While on the topic of accountability, it seems pertinent to raise concerns about the Security Service (MI5) after the leaks by American intelligence contractor Edward Snowden to the Guardian. Sedwill is strong in his defence of these agencies and their accountability, saying that “everything they do has to have ministerial approval.” He worked with intelligence agencies in Afghanistan, and agrees with Andrew Parker, MI5’s director general, that the Snowden leaks have damaged the ability of British intelligence agencies to do their job. “This has been a deeply, deeply damaging episode – not only to agencies, but also to security generally,” he says. British intelligence agencies are “genuinely world-class,” and “anything that undermines [them] damages the national security of the UK.”
While the Home Office oversees the Security Service, the department’s newest minister, Norman Baker MP, has written a book alleging that British intelligence agencies covered up the murder of former government scientist Dr David Kelly, after Kelly leaked information that cast doubt on Britain’s reason for invading Iraq. Baker also told the Argus newspaper in 2005 of his “doubts” about the death of former foreign secretary Robin Cook, pointing out that Cook died on Ministry of Defence land (he did later comment that this observation was a “flippant comment”).
Sedwill was private secretary to two foreign secretaries (Cook was the first) in the run-up to the Iraq War. Has he worked with Baker to engage him in MI5’s work and convince him that they do act responsibly, within the law? The former diplomat is at his most diplomatic: “[Baker] is a minister of state in the Home Office. He’s got a [crime prevention] brief. He and I work very well together, actually. This topic has not come up, nor would I expect it to.”
Future of the Home Office
We’re sitting on the sofas in the corner of Sedwill’s private office. He doesn’t have any notes, but he does have a copy of the Highway Code sitting on his coffee table. Why? “It’s a little like the anaconda,” he says: a prop to inspire him to improve Home Office operations. This one is about simplification: the whole of our road traffic legislation would fill the room, he says, but government has simplified it all into a convenient guide. “It’s a fantastic example of how government, when it gets it right, can communicate a complex business in a vivid and simple form”.

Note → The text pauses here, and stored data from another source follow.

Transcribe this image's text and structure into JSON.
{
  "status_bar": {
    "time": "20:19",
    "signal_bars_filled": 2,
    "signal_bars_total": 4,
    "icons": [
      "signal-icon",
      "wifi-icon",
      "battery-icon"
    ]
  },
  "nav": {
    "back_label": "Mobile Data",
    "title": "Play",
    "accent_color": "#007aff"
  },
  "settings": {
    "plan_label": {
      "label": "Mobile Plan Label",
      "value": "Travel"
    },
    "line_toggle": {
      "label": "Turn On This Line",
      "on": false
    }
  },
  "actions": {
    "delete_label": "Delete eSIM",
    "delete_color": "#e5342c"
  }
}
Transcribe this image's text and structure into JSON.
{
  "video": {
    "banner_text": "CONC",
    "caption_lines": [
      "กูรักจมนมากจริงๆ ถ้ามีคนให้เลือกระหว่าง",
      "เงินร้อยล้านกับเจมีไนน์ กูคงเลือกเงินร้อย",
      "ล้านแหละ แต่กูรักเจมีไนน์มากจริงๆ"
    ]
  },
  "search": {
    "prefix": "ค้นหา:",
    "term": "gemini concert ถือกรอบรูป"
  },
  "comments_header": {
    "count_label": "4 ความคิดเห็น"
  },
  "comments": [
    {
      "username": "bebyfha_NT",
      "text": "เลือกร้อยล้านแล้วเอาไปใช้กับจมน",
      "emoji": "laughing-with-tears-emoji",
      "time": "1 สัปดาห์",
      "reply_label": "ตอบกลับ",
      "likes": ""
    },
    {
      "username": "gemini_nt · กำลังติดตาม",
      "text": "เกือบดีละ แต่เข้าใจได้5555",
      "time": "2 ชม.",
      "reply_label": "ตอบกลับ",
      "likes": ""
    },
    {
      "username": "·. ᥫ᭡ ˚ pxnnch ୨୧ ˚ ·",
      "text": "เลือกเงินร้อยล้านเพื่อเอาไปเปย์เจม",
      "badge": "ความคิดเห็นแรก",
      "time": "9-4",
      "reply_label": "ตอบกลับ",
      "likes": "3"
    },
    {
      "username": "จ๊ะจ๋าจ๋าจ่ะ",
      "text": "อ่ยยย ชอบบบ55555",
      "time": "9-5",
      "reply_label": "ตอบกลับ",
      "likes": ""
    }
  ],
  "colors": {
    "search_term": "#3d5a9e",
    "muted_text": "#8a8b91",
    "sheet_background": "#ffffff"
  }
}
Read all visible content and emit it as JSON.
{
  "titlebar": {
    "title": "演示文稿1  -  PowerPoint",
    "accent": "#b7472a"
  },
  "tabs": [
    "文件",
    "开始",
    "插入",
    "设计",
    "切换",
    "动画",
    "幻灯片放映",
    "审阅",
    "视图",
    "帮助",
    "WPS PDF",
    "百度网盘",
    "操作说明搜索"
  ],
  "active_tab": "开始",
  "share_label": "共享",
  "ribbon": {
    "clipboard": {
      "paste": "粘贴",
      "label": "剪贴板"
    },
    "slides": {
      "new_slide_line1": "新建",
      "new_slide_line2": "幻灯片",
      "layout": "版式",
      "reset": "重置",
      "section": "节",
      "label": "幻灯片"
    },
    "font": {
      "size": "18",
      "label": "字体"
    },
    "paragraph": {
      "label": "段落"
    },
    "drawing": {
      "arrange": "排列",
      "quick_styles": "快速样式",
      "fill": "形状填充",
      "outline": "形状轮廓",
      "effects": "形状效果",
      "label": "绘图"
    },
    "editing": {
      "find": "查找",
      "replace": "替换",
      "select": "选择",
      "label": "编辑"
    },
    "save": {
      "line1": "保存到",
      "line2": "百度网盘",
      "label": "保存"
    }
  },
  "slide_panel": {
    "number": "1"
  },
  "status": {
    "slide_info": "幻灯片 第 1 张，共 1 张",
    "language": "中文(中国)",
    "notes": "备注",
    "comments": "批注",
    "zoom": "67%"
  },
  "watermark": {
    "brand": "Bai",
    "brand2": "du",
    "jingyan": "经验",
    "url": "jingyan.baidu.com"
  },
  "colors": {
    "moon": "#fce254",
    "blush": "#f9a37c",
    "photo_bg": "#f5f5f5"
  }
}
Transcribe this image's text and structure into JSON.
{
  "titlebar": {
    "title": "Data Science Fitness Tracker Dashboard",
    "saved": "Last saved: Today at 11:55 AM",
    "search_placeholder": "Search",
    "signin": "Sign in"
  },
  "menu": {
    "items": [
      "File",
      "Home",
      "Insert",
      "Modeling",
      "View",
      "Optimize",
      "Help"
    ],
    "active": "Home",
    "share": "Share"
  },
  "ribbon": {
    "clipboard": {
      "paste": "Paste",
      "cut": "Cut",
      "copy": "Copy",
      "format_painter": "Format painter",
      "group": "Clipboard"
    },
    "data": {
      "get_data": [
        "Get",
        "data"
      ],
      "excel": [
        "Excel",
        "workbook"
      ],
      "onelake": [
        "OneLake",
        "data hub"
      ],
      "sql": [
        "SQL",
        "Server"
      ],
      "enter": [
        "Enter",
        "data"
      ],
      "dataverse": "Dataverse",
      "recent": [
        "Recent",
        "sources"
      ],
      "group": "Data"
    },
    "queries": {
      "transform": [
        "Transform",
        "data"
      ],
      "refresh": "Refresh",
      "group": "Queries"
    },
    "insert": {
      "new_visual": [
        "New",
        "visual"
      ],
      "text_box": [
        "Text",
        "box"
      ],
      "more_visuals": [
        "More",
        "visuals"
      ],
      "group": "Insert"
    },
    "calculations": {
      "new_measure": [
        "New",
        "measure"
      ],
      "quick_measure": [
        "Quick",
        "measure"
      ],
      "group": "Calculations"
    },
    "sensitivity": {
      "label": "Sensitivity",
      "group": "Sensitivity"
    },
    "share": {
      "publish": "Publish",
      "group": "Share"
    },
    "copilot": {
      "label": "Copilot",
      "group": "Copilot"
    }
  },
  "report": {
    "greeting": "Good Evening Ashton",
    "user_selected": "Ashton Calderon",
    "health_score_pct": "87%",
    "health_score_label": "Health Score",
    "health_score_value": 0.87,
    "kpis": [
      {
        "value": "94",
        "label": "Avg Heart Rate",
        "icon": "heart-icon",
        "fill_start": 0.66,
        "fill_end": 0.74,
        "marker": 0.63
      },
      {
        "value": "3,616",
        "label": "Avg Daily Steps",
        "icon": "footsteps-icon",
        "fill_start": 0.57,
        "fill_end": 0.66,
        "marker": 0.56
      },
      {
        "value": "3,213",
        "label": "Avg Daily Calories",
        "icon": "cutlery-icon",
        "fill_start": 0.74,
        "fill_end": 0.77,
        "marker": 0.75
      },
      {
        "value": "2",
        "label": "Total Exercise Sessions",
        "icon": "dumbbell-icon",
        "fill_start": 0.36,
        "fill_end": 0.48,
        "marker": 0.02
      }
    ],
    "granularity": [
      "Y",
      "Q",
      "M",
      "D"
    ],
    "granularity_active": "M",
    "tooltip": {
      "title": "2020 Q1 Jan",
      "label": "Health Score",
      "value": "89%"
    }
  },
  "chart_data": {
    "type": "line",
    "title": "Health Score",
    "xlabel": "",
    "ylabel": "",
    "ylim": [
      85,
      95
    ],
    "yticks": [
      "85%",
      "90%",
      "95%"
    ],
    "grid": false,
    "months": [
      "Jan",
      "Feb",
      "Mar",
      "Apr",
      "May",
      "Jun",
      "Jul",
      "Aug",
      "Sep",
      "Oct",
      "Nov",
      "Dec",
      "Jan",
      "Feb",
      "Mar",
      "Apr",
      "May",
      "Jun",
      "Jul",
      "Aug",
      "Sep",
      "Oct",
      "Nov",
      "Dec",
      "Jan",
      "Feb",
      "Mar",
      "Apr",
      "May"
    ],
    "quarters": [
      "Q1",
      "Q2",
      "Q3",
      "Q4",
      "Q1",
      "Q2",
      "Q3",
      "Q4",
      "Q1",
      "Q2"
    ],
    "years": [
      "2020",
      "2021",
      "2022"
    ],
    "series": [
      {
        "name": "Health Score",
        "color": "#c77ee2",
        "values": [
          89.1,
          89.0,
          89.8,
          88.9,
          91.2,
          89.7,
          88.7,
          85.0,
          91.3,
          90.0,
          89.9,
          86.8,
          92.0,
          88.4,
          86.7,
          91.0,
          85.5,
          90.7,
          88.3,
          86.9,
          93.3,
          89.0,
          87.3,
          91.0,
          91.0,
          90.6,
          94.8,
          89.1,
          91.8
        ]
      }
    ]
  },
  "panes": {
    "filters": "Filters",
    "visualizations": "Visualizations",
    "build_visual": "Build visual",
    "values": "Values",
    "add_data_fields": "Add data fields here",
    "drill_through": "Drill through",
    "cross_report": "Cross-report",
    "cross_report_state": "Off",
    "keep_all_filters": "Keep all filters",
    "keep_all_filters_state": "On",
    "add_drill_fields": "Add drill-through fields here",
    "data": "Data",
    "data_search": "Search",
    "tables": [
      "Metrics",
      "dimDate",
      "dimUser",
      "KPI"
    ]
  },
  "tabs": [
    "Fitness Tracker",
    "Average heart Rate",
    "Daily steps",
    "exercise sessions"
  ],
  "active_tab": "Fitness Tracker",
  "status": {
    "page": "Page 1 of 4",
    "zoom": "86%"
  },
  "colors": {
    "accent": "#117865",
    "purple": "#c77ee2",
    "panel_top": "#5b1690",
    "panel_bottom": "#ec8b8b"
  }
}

That hasn’t yet been achieved in the immigration system or other parts of government, he thinks, so he’s launched a ‘Highway Code project’ to streamline procedures. Simplicity is especially important as you automate systems, he believes, because “if you automate complexity, you just end up with chaos.”
The interview has discussed cultural problems, project management skills, immigration reform and security service accountability – to name just a few topics. If we were doing another interview in three years’ time, what would it cover? Cutting crime, preventing terrorism, and staying ahead of criminal threats – particularly in the online world – would certainly come up, he thinks. The immigration system would also be mentioned. And civil service reform will still be required, “because the world doesn’t stand still,” he notes. “There will be more technological advances; there will be changes in society that we have to stay ahead of.”
“So while the specifics will change, and the concrete challenges will be different, I think the overall agenda and those challenges as a whole will feel remarkably familiar,” he says. But by then, he does hope he’ll have achieved his ambition: “Restoring the Home Office’s reputation with the public as a great department of state, trusted to keep them safe.”